There is a thief on the loose and it's up to the bumbling, yet genius detective Jacques Clouseau [Steve Martin] and a team of experts like him, to find and put away the criminal. As the movie opens, it's the Pope who is in distress he has been relieved of his ruby ring by the same felon who stole the Magna Carta, the Japanese imperial sword and the Shroud of Turin. Hence the team of detectives called in to retrieve the stolen goods comprise a Britisher (Alfred Molina), a Japanese (Yuki Matsuzaki), an Italian (Andy Garcia), of course Jacques. This rather queer group, with help from the ravishing Sonia (Aishwarya Bachchan) an expert in criminal behavior, jet start the humour with stunts that ideally only cartoon characters can escape from, alive!! We all know right away that they are going find the culprit, in spite of their soon-evident clumsiness, just as we know the journey promises to be a rich blend of action and comedy.
The opening sequence sets the pace for the rest of the movie. Here's how it goes: Jacques and his team are questioning the Pope, when Jacques begins rummaging through the Pope's wardrobe. On a whim, he wears one and steps onto the balcony overlooking St Peter's Square. As he leans over, trying to imitate the Pope as he blesses the people below, he trips and falls down. But thankfully, he manages to hang on to a flag pole. And there he hangs with his robes flapping and his assets on display, till help arrives.
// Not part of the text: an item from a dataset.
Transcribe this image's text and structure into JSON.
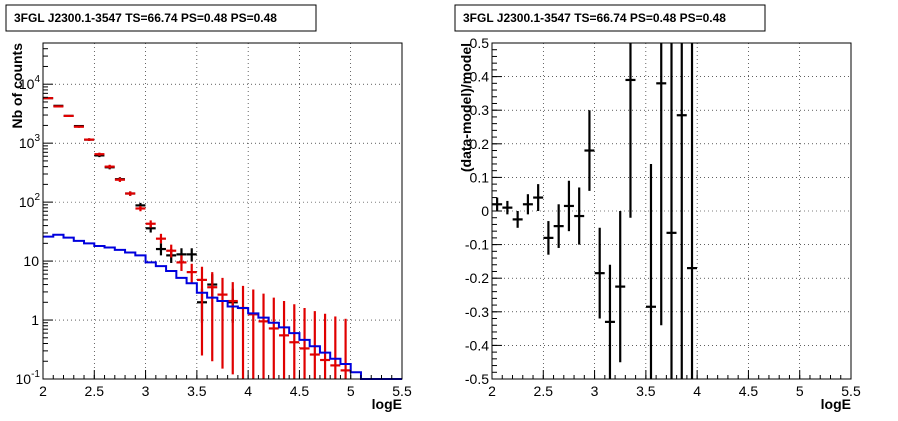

Likewise, the movie is filled with similar adventurous exploits that come in quick succession - sometimes you get the feeling the director had a number of fun ideas and tried to cram every single one into the movie.
From burning down the same restaurant twice to parading in funny costumes, treading on his partner's feet and falling through a chimney, Jacques does it all, but just as we begin to see the humour in one scene, he's already moved on to the next and the next comic moment is taking shape. Steve Martin and his team have done a commendable job and manage to tickle our funny bone quite often. The only drawback is that none of the comic pieces develop into bellyaching hilarity. If Herald Zwart intends making the next installment of the series, he better give that aspect more thought and more reel time.